Fig. 1. TBT-induced lipid disorder and liver inflammation in rats. (A) Effect of animal weight gain. (B) The level of TG in serum. (C) Histology of abdominal adipose tissue. (D) Histology of liver tissue with H&E staining. Black arrows point to inflammatory cell infiltration. (E) Immunohistochemistry for COX-2. The images were taken under the same size magnification. Scale bar: 100 μm.

Fig. 2. TBT induced metabolic changes, ER stress, and metal disturbances. Partial least squares discrimination analysis (PLS-DA) of the metabolites in rat liver (A) and serum (B) were performed and quality control was simplified to QC. Metabolic pathways affected by TBT treatment in the liver (C) and serum (D) are presented as a bubble diagram based on KEGG metabolic pathway database. Larger bubbles and darker colors indicate that the pathways were more affected.
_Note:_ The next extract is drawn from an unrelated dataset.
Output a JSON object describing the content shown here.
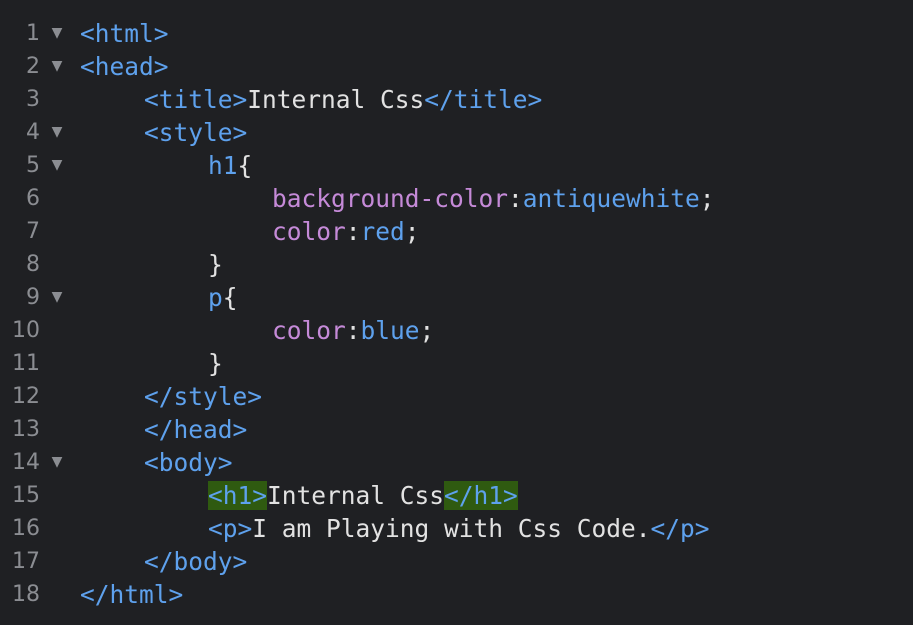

Metabolites that had significant changes in liver (E) and serum (F) due to TBT intervention are presented in the heatmap. (G) Western blotting of protein kinase R-like ER kinase (PERK) and C/EBP homologous protein (CHOP) in the endoplasmic reticulum (ER) stress pathway. (H) The relative expression of protein PERK and CHOP. Metal elements Ca (I), Cu (J), and Fe (K) in serum were determined by ICP-MS.
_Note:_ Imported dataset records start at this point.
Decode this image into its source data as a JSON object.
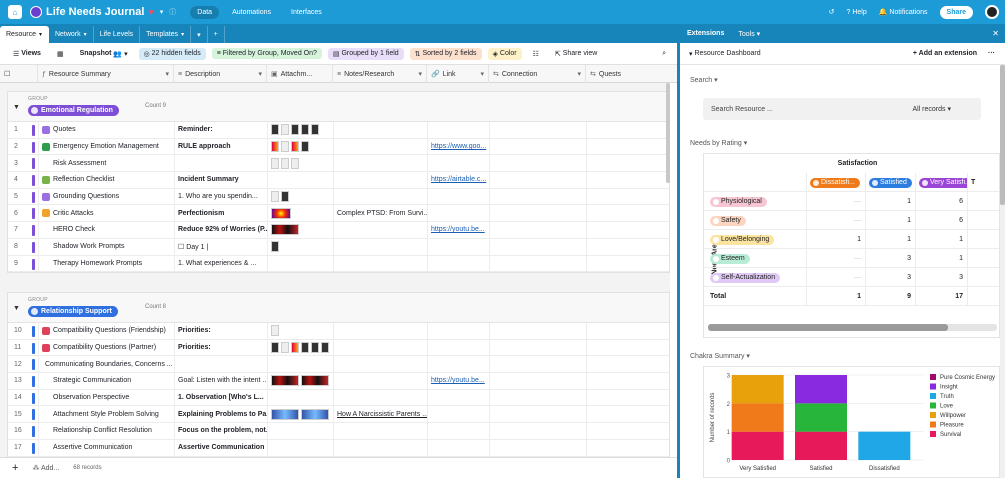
{
  "topbar": {
    "base_title": "Life Needs Journal",
    "tabs": [
      "Data",
      "Automations",
      "Interfaces"
    ],
    "active_tab": "Data",
    "help": "Help",
    "notifications": "Notifications",
    "share": "Share"
  },
  "table_tabs": [
    {
      "label": "Resource",
      "active": true
    },
    {
      "label": "Network"
    },
    {
      "label": "Life Levels"
    },
    {
      "label": "Templates"
    }
  ],
  "toolbar": {
    "views": "Views",
    "snapshot": "Snapshot",
    "hidden": "22 hidden fields",
    "filtered": "Filtered by Group, Moved On?",
    "grouped": "Grouped by 1 field",
    "sorted": "Sorted by 2 fields",
    "color": "Color",
    "share_view": "Share view"
  },
  "columns": [
    "Resource Summary",
    "Description",
    "Attachm...",
    "Notes/Research",
    "Link",
    "Connection",
    "Quests"
  ],
  "groups": [
    {
      "label": "GROUP",
      "name": "Emotional Regulation",
      "color": "#7c4fd6",
      "count": "Count 9",
      "rows": [
        {
          "n": "1",
          "summary": "Quotes",
          "icon": "#9a6fe0",
          "desc": "Reminder:",
          "bold": true,
          "att": "dark5",
          "notes": "",
          "link": ""
        },
        {
          "n": "2",
          "summary": "Emergency Emotion Management",
          "icon": "#2e9e4a",
          "desc": "RULE approach",
          "bold": true,
          "att": "mixed4",
          "notes": "",
          "link": "https://www.goo..."
        },
        {
          "n": "3",
          "summary": "Risk Assessment",
          "icon": "",
          "desc": "",
          "bold": false,
          "att": "light3",
          "notes": "",
          "link": ""
        },
        {
          "n": "4",
          "summary": "Reflection Checklist",
          "icon": "#7ab24a",
          "desc": "Incident Summary",
          "bold": true,
          "att": "",
          "notes": "",
          "link": "https://airtable.c..."
        },
        {
          "n": "5",
          "summary": "Grounding Questions",
          "icon": "#9a6fe0",
          "desc": "1.  Who are you spendin...",
          "bold": false,
          "att": "light2",
          "notes": "",
          "link": ""
        },
        {
          "n": "6",
          "summary": "Critic Attacks",
          "icon": "#f0a32b",
          "desc": "Perfectionism",
          "bold": true,
          "att": "heat",
          "notes": "Complex PTSD: From Survi...",
          "link": ""
        },
        {
          "n": "7",
          "summary": "HERO Check",
          "icon": "",
          "desc": "Reduce 92% of Worries (P...",
          "bold": true,
          "att": "wide",
          "notes": "",
          "link": "https://youtu.be..."
        },
        {
          "n": "8",
          "summary": "Shadow Work Prompts",
          "icon": "",
          "desc": "☐  Day 1 |",
          "bold": false,
          "att": "dark1",
          "notes": "",
          "link": ""
        },
        {
          "n": "9",
          "summary": "Therapy Homework Prompts",
          "icon": "",
          "desc": "1.  What experiences & ...",
          "bold": false,
          "att": "",
          "notes": "",
          "link": ""
        }
      ]
    },
    {
      "label": "GROUP",
      "name": "Relationship Support",
      "color": "#2f6fe0",
      "count": "Count 8",
      "rows": [
        {
          "n": "10",
          "summary": "Compatibility Questions (Friendship)",
          "icon": "#e0405a",
          "desc": "Priorities:",
          "bold": true,
          "att": "phone1",
          "notes": "",
          "link": ""
        },
        {
          "n": "11",
          "summary": "Compatibility Questions (Partner)",
          "icon": "#e0405a",
          "desc": "Priorities:",
          "bold": true,
          "att": "dark6",
          "notes": "",
          "link": ""
        },
        {
          "n": "12",
          "summary": "Communicating Boundaries, Concerns ...",
          "icon": "",
          "desc": "",
          "bold": false,
          "att": "",
          "notes": "",
          "link": ""
        },
        {
          "n": "13",
          "summary": "Strategic Communication",
          "icon": "",
          "desc": "Goal: Listen with the intent ...",
          "bold": false,
          "att": "wide2",
          "notes": "",
          "link": "https://youtu.be..."
        },
        {
          "n": "14",
          "summary": "Observation Perspective",
          "icon": "",
          "desc": "1.  Observation [Who's L...",
          "bold": true,
          "att": "",
          "notes": "",
          "link": ""
        },
        {
          "n": "15",
          "summary": "Attachment Style Problem Solving",
          "icon": "",
          "desc": "Explaining Problems to Pa...",
          "bold": true,
          "att": "blue2",
          "notes": "How A Narcissistic Parents ...",
          "link": ""
        },
        {
          "n": "16",
          "summary": "Relationship Conflict Resolution",
          "icon": "",
          "desc": "Focus on the problem, not...",
          "bold": true,
          "att": "",
          "notes": "",
          "link": ""
        },
        {
          "n": "17",
          "summary": "Assertive Communication",
          "icon": "",
          "desc": "Assertive Communication",
          "bold": true,
          "att": "",
          "notes": "",
          "link": ""
        }
      ]
    }
  ],
  "footer": {
    "add": "Add...",
    "records": "68 records"
  },
  "panel": {
    "tabs": [
      "Extensions",
      "Tools"
    ],
    "title": "Resource Dashboard",
    "add_extension": "Add an extension",
    "search_label": "Search",
    "search_value": "Search  Resource  ...",
    "search_scope": "All records",
    "needs_label": "Needs by Rating",
    "pivot_title": "Satisfaction",
    "row_axis": "Need Area",
    "pivot_cols": [
      {
        "label": "Dissatisfi...",
        "color": "#f07a1a"
      },
      {
        "label": "Satisfied",
        "color": "#2b7de0"
      },
      {
        "label": "Very Satisfi...",
        "color": "#9a45d6"
      },
      {
        "label": "T",
        "color": ""
      }
    ],
    "pivot_rows": [
      {
        "label": "Physiological",
        "color": "#f7c6d3",
        "v": [
          "",
          "1",
          "6"
        ]
      },
      {
        "label": "Safety",
        "color": "#fbd5c0",
        "v": [
          "",
          "1",
          "6"
        ]
      },
      {
        "label": "Love/Belonging",
        "color": "#fbe3a0",
        "v": [
          "1",
          "1",
          "1"
        ]
      },
      {
        "label": "Esteem",
        "color": "#b8ecd7",
        "v": [
          "",
          "3",
          "1"
        ]
      },
      {
        "label": "Self-Actualization",
        "color": "#e1c9f5",
        "v": [
          "",
          "3",
          "3"
        ]
      }
    ],
    "pivot_total": {
      "label": "Total",
      "v": [
        "1",
        "9",
        "17"
      ]
    },
    "chakra_label": "Chakra Summary"
  },
  "chart_data": {
    "type": "bar",
    "categories": [
      "Very Satisfied",
      "Satisfied",
      "Dissatisfied"
    ],
    "ylabel": "Number of records",
    "ylim": [
      0,
      3
    ],
    "series": [
      {
        "name": "Survival",
        "color": "#e8195a",
        "values": [
          1,
          1,
          0
        ]
      },
      {
        "name": "Pleasure",
        "color": "#f07a1a",
        "values": [
          1,
          0,
          0
        ]
      },
      {
        "name": "Willpower",
        "color": "#e8a10a",
        "values": [
          1,
          0,
          0
        ]
      },
      {
        "name": "Love",
        "color": "#27b53c",
        "values": [
          0,
          1,
          0
        ]
      },
      {
        "name": "Truth",
        "color": "#1fa7e8",
        "values": [
          0,
          0,
          1
        ]
      },
      {
        "name": "Insight",
        "color": "#8a2ae0",
        "values": [
          0,
          1,
          0
        ]
      },
      {
        "name": "Pure Cosmic Energy",
        "color": "#9c0d6a",
        "values": [
          0,
          0,
          0
        ]
      }
    ],
    "legend": [
      "Pure Cosmic Energy",
      "Insight",
      "Truth",
      "Love",
      "Willpower",
      "Pleasure",
      "Survival"
    ]
  }
}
Fig. 3. TBT changed the fecal microbiota composition in rats. (A) Principal coordinate analysis (PCoA) plots of the fecal microbiota on OTU level based on binary-Pearson distance metrics. (B) Community bar plot analysis. The average percent of community abundance of the phylum level in each group is presented as a bar plot. (C) Comparison and classification of gut microbiota at the genus level. Wilcoxon rank-sum test were performed between the control group and TBT group, *P < 0.05, **P < 0.01. D. KEGG functional annotation predicted from 16S rRNA sequencing. Predicted metabolic pathways were analyzed by Tax4Fun on the i-sanger platform using STAMP software. Differences between groups were determined using the Welsh's t-test. P < 0.05 was considered to be significant.

Fig. 4. Gut microbiome participate in TBT-induced metabolic changes. (A) Partial Least Squares Discrimination Analysis (PLS-DA) of the metabolites in rat feces. (B) Metabolic pathways affected by TBT treatment in feces are presented as a bubble diagram based on the KEGG metabolic pathway database. (C) Metabolites with statistical significance under TBT exposure. (D) Correlation analysis between differential intestinal bacteria and metabolites, with significant differences marked with *. *P < 0.05, **P < 0.01, ***P < 0.001.

Fig. 5. Receiver operator characteristic (ROC) curve analysis of gut microbiome under TBT exposure. ROC analysis of (A) [Acetivibrio]_ethanolgignens, (B) Acetatifactor, (C) Eisenbergiella, (D) Lachnospiraceae_UCG-010, (E) Enterococcus, (F) Anaerovorax, and (G) Bilophila was performed using GraphPad Prism 7 software. The area under the curve (AUC) indicated the accuracy of the prediction and P < 0.0332 was considered statistically significant.